Adalah Paulo Freire tokoh pendidikan Kritis asal Brazil yang memiliki pandangan yang lebih menekankan peserta didik sebagai subjek yang bebas. Gagasan-gagasan Freire yang berciri kritis telah banyak mempengaruhi pikiran ahli pendidikan yang selama ini tidak puas dengan proses pendidikan yang telah berjalan. Dalam banyak hal, kritik pendidikan yang diajukan oleh bebarapa pakar terutama terhadap kebijakan pendidikan pemerintah harus diakui terinspirasi dari konsep pendidikan Freire. Hal ini karena konsep pendidikan Freire dianggap mempunyai daya pendobrak yang kuat terhadap untuk mematahkan argumen pendidikan positivistik yang dinilai lebih cenderung top down dan memposisikan peserta didik sebagai pihak kedua yang bisa diindoktrinasi. Berikut adalah ulasan lebih jauh tentang konsep pendidikan yang diajukan oleh Paulo Freire.


SEKILAS TENTANG PAULO FREIRE

Freire lahir 19 September 1921 di Recife, sebuah kota pelabuhan di Timur laut Brazil. Bapak ibunya bernama Themistocles Freire dan Edeltrus Neves. Sejak kecil ia diajari orang tuanya untuk menghargai dialog dan pendapat orang lain. Dari sini Freire belajar menganalisis setiap konsep yang didapatnya. Ketika berumur sepuluh tahun, keluarganya pindah ke Jabatao dan di kota inilah ayahnya meninggal. Freire harus bergelut dengan masa transisi dan keterbatasan finansial. Situasi ini membuatnya jatuh bangun menjalani studi. Akhirnya dia dapat menyelesaikan sekolah menengahnya. Lalu dia diterima di fakultas hukum di Universitas di Recife. Di samping kuliah hukum, dia juga belajar filsafat dan psikologi bahasa.

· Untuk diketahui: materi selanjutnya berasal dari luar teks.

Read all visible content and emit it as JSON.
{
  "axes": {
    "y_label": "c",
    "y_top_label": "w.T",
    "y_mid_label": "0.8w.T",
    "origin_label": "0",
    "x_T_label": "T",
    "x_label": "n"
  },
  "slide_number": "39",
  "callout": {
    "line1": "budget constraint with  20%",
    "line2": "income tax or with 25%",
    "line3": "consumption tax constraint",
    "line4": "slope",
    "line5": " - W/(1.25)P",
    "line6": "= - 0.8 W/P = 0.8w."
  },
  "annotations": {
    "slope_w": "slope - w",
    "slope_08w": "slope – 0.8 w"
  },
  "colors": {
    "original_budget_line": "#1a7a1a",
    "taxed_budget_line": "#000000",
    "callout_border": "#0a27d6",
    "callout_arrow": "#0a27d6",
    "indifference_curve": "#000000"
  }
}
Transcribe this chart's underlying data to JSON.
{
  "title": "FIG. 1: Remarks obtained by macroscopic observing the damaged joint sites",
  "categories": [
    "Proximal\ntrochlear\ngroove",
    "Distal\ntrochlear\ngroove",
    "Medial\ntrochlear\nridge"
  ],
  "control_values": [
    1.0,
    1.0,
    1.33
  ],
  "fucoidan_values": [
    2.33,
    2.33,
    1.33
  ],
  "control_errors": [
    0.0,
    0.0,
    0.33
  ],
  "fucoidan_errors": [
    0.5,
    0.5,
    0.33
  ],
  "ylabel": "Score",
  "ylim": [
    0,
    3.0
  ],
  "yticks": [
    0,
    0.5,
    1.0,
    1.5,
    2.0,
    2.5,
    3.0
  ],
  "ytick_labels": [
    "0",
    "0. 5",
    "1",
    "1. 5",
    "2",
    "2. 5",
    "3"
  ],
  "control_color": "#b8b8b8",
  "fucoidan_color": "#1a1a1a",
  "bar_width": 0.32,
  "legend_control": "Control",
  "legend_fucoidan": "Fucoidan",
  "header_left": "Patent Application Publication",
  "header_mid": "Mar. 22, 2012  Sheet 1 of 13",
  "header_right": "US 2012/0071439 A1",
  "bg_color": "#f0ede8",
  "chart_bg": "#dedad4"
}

Pada tahun 1944, Freire menikah dengan Elza Maia Costa Olivera dari Recife, seorang guru sekolah dasar yang kemudian menjadi kepala sekolah. Dari pernikahan itu Elza melahirkan tiga orang putri dan dua orang putra (Collins, 2002). Ketertarikan Freire dalam teori-teori pendidikan mulai tumbuh, dan menuntunnya untuk lebih banyak menelaah bacaan tentang pendidikan, filsafat, dan sosiologi daripada hukum yang selama ini sebagai sarana penghasilannya. Freire memberikan pendidikannya lewat seminar, pengarahan, kursus-kursus dan pengajaran dalam mata kuliah sejarah, filsafat pendidikan, dan lain-lain, di University of Recife, dan ia memperoleh gelar doktor pada tahun 1959.

Sejak Juni 1963 sampai Maret 1964, tim pemberantasan buta huruf Freire telah bekerja ke seluruh pelosok negeri. Mereka berhasil menarik minat masyarakat yang buta huruf untuk belajar baca tulis. Rahasia kesuksesan itu ada pada Freire dan timnya yang mempresentasikan partisipasi dan emansipasi dalam proses politik ke arah pengetahuan membaca dan menulis sebagai goal (tujuan) yang ingin dicapai untuk seluruh masyarakat Brazil. Usaha Freire dan timnya tidak hanya mengartikan bunyi dari huruf-huruf mati, tetapi juga sebagai proses penyadaran dari situasi ketertindasannya. Dengan demikian pembelajaran baca tulis alfabetisasi merupakan langkah awal yang penting dalam usaha konseintisasi (penyadaran) terutama bagi orang dewasa. Penyadaran yang dilakukan Freire dan timnya dilakukan dengan menampilkan problematisasi secara rutin akan eksistensi mereka. Dengan begitu, di samping mereka melek huruf, juga melek politik.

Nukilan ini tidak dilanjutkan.